What Caffeine Does to Tinnitus Perception

Tinnitus isn’t just about what’s happening in the ear. It’s a neurological experience shaped heavily by attention, anxiety, and emotional state. Caffeine stimulates the central nervous system, which raises an important question: even if caffeine doesn’t change the phantom sound itself, could it change how distressing you find it?

Multiple studies have tested this idea by measuring tinnitus-related quality of life, annoyance, and discomfort in coffee drinkers. A 2011 study of patients with age-related hearing loss and tinnitus found no relationship between coffee consumption and either the degree of discomfort or quality of life tied to tinnitus. Another study, after adjusting for hearing loss and other factors, also failed to demonstrate any relationship between coffee consumption and tinnitus annoyance. So while caffeine can make you more alert and occasionally more anxious, there’s no consistent evidence that it amplifies how bothersome tinnitus feels.

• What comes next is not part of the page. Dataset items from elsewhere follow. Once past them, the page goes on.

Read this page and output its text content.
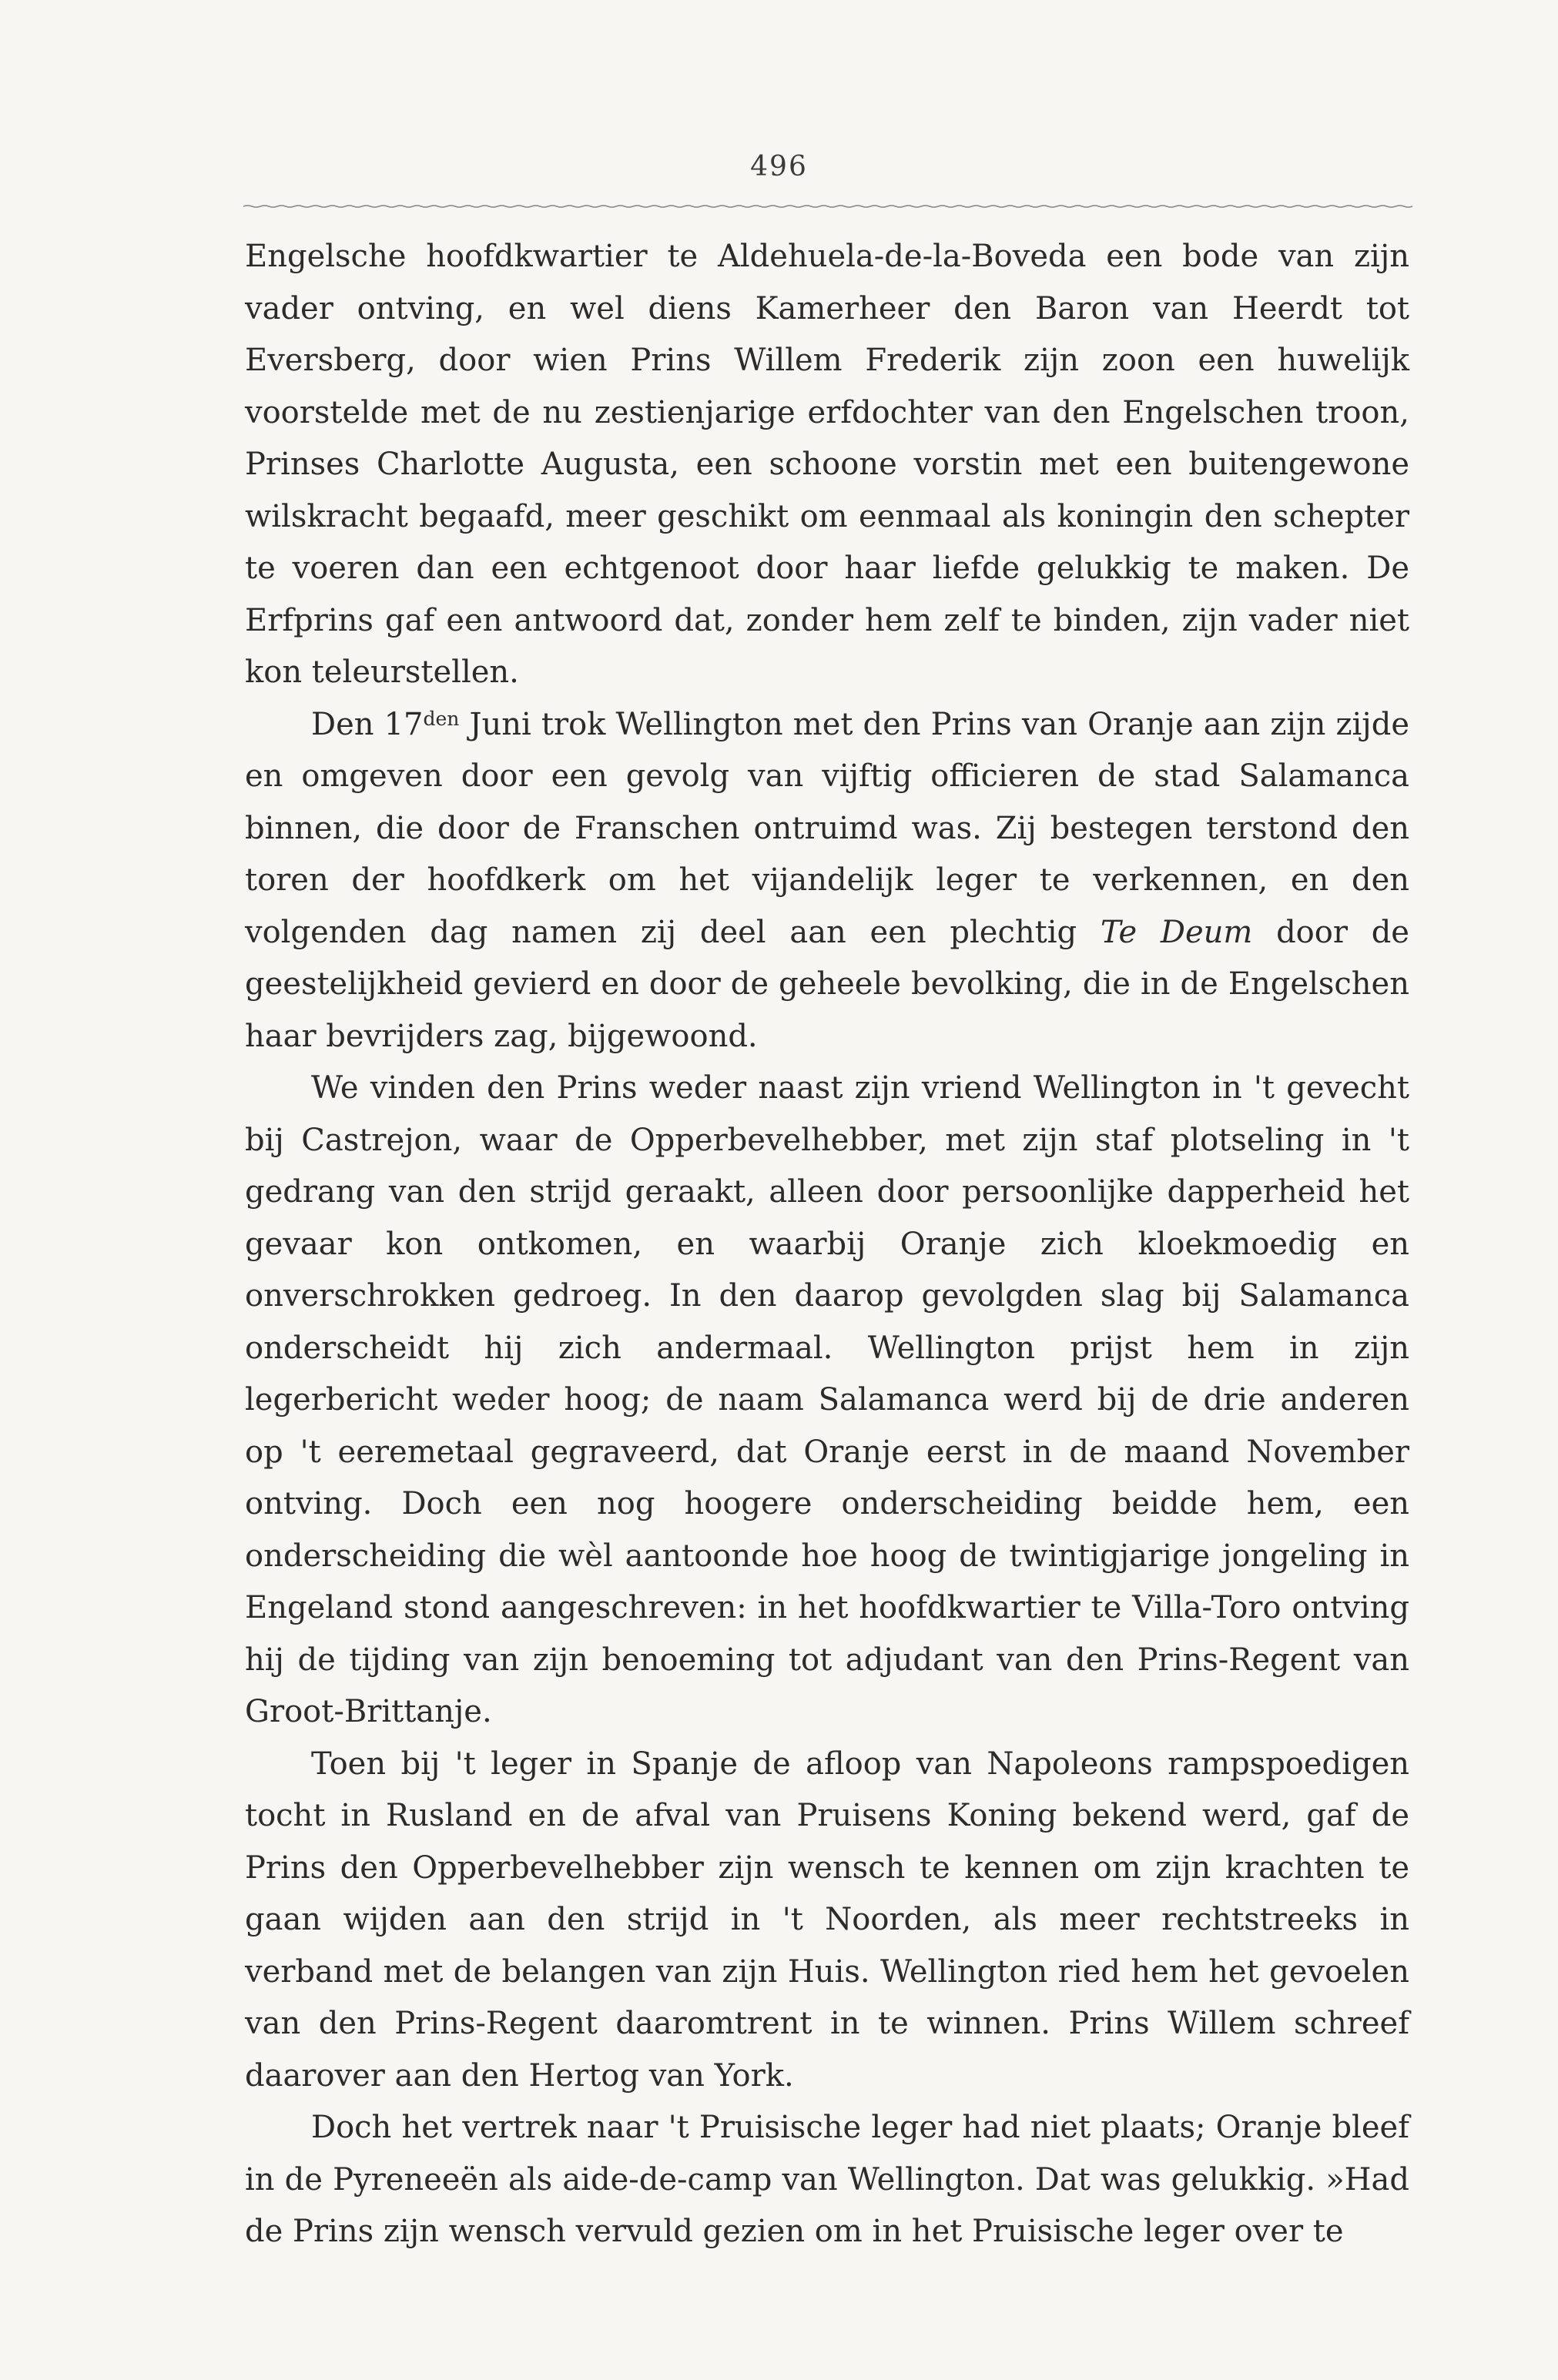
496

Engelsche hoofdkwartier te Aldehuela-de-la-Boveda een bode van zijn vader ontving, en wel diens Kamerheer den Baron van Heerdt tot Eversberg, door wien Prins Willem Frederik zijn zoon een huwelijk voorstelde met de nu zestienjarige erfdochter van den Engelschen troon, Prinses Charlotte Augusta, een schoone vorstin met een buitengewone wilskracht begaafd, meer geschikt om eenmaal als koningin den schepter te voeren dan een echtgenoot door haar liefde gelukkig te maken. De Erfprins gaf een antwoord dat, zonder hem zelf te binden, zijn vader niet kon teleurstellen.

Den $17^{den}$ Juni trok Wellington met den Prins van Oranje aan zijn zijde en omgeven door een gevolg van vijftig officieren de stad Salamanca binnen, die door de Franschen ontruimd was. Zij bestegen terstond den toren der hoofdkerk om het vijandelijk leger te verkennen, en den volgenden dag namen zij deel aan een plechtig Te Deum door de geestelijkheid gevierd en door de geheele bevolking, die in de Engelschen haar bevrijders zag, bijgewoond.

We vinden den Prins weder naast zijn vriend Wellington in 't gevecht bij Castrejon, waar de Opperbevelhebber, met zijn staf plotseling in 't gedrang van den strijd geraakt, alleen door persoonlijke dapperheid het gevaar kon ontkomen, en waarbij Oranje zich kloekmoedig en onverschrokken gedroeg. In den daarop gevolgden slag bij Salamanca onderscheidt hij zich andermaal. Wellington prijst hem in zijn legerbericht weder hoog; de naam Salamanca werd bij de drie anderen op 't eeremetaal gegraveerd, dat Oranje eerst in de maand November ontving. Doch een nog hoogere onderscheiding beidde hem, een onderscheiding die wèl aantoonde hoe hoog de twintigjarige jongeling in Engeland stond aangeschreven: in het hoofdkwartier te Villa-Toro ontving hij de tijding van zijn benoeming tot adjudant van den Prins-Regent van Groot-Brittanje.

Toen bij 't leger in Spanje de afloop van Napoleons rampspoedigen tocht in Rusland en de afval van Pruisens Koning bekend werd, gaf de Prins den Opperbevelhebber zijn wensch te kennen om zijn krachten te gaan wijden aan den strijd in 't Noorden, als meer rechtstreeks in verband met de belangen van zijn Huis. Wellington ried hem het gevoelen van den Prins-Regent daaromtrent in te winnen. Prins Willem schreef daarover aan den Hertog van York.

Doch het vertrek naar 't Pruisische leger had niet plaats; Oranje bleef in de Pyreneeën als aide-de-camp van Wellington. Dat was gelukkig. »Had de Prins zijn wensch vervuld gezien om in het Pruisische leger over te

What This Means for Your Coffee Habit

The American Tinnitus Association takes a pragmatic stance: there is very little scientific evidence that caffeine exacerbates tinnitus symptoms. Their recommendation is to track your own experience. If you notice your tinnitus gets louder or more intrusive after coffee, it’s reasonable to reduce your intake. If caffeine has no noticeable impact, or if your daily cup of coffee is something you enjoy, there’s no medical reason to give it up.

This individual tracking approach makes sense given how variable tinnitus is from person to person. The underlying causes range from hearing damage to blood vessel abnormalities to neurological conditions, and what triggers a flare in one person may be irrelevant for another. Keeping a simple log for two or three weeks, noting your caffeine intake alongside your tinnitus severity on a 1-to-10 scale, can give you a clearer picture than any population-level study.

If you do decide to cut back, taper gradually over a week or two rather than stopping abruptly. Caffeine withdrawal symptoms peak one to two days after your last dose and can last up to nine days. During that window, headaches and irritability may temporarily make tinnitus feel worse, creating the false impression that you “needed” the caffeine to keep symptoms in check. Give your body time to adjust before drawing conclusions about whether reducing caffeine actually helped.